What will become of journalism if smart and talented young people can no longer afford to enter the profession? Go here to read an insightful blogpost written by Alice Joy, one of my former students, who makes several excellent points about what it means to be a young "working journalist" in New York these days.
Scary and sad.
On it goes. I had another email from a former student with excellent full-time cred in both daily journalism and alt-weekly investigative reporting. Now on staff at another paper, what he does, he says, is twitter to promote the paper's articles. What a waste of talent and drive.
And Shannon forwards this piece from LA Observed, that reports that the LA Times will kill the California section, folding local news inside the front section of the paper, "... which will be reconfigured to downplay national and foreign news — despite what an official of the paper confirmed for me was the unanimous and vocal objections of senior editors."

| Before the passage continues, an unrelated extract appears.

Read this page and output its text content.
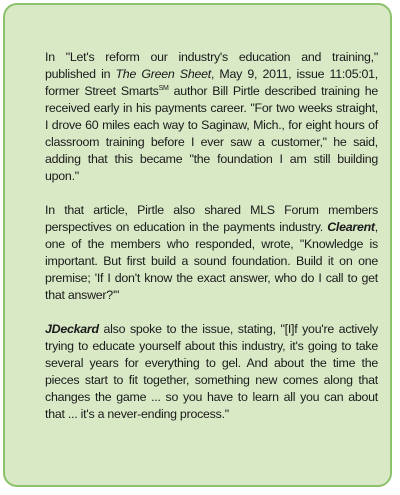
In "Let's reform our industry's education and training," published in The Green Sheet, May 9, 2011, issue 11:05:01, former Street Smarts℠ author Bill Pirtle described training he received early in his payments career. "For two weeks straight, I drove 60 miles each way to Saginaw, Mich., for eight hours of classroom training before I ever saw a customer," he said, adding that this became "the foundation I am still building upon."

In that article, Pirtle also shared MLS Forum members perspectives on education in the payments industry. Clearent, one of the members who responded, wrote, "Knowledge is important. But first build a sound foundation. Build it on one premise; 'If I don't know the exact answer, who do I call to get that answer?'"

JDeckard also spoke to the issue, stating, "[I]f you're actively trying to educate yourself about this industry, it's going to take several years for everything to gel. And about the time the pieces start to fit together, something new comes along that changes the game ... so you have to learn all you can about that ... it's a never-ending process."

Who cares whether print stays or goes. Who cares whether we add Suzy from Ohio to our blog/follow list. Who cares if you have become the Pied Piper to a cast of thousands who follow your every move on Twitter. To paraphrase that old Clinton-era campaign slogan, "It's the content, stupid." And we need professionals to find it, contextualize it, and to be paid a living wage to report it.
I am reminded of an old quote from a NYTimes piece written by Walter Cronkite (okay, that dates me) that I saved when i first started teaching: "It is the content that is important and the Republic, indeed no society, cannot live without that which only the newspaper provides -- the daily recording of our history and the presentation to the people of the facts on which they can meaningfully participate in this democracy."
Substitute “journalism" for "newspaper". Doesn't anybody get that anymore? bk
P.S. By the way, if you are in the market for a talented, energetic reporter and elegant writer, and can actually offer a paycheck -- go ask Alice.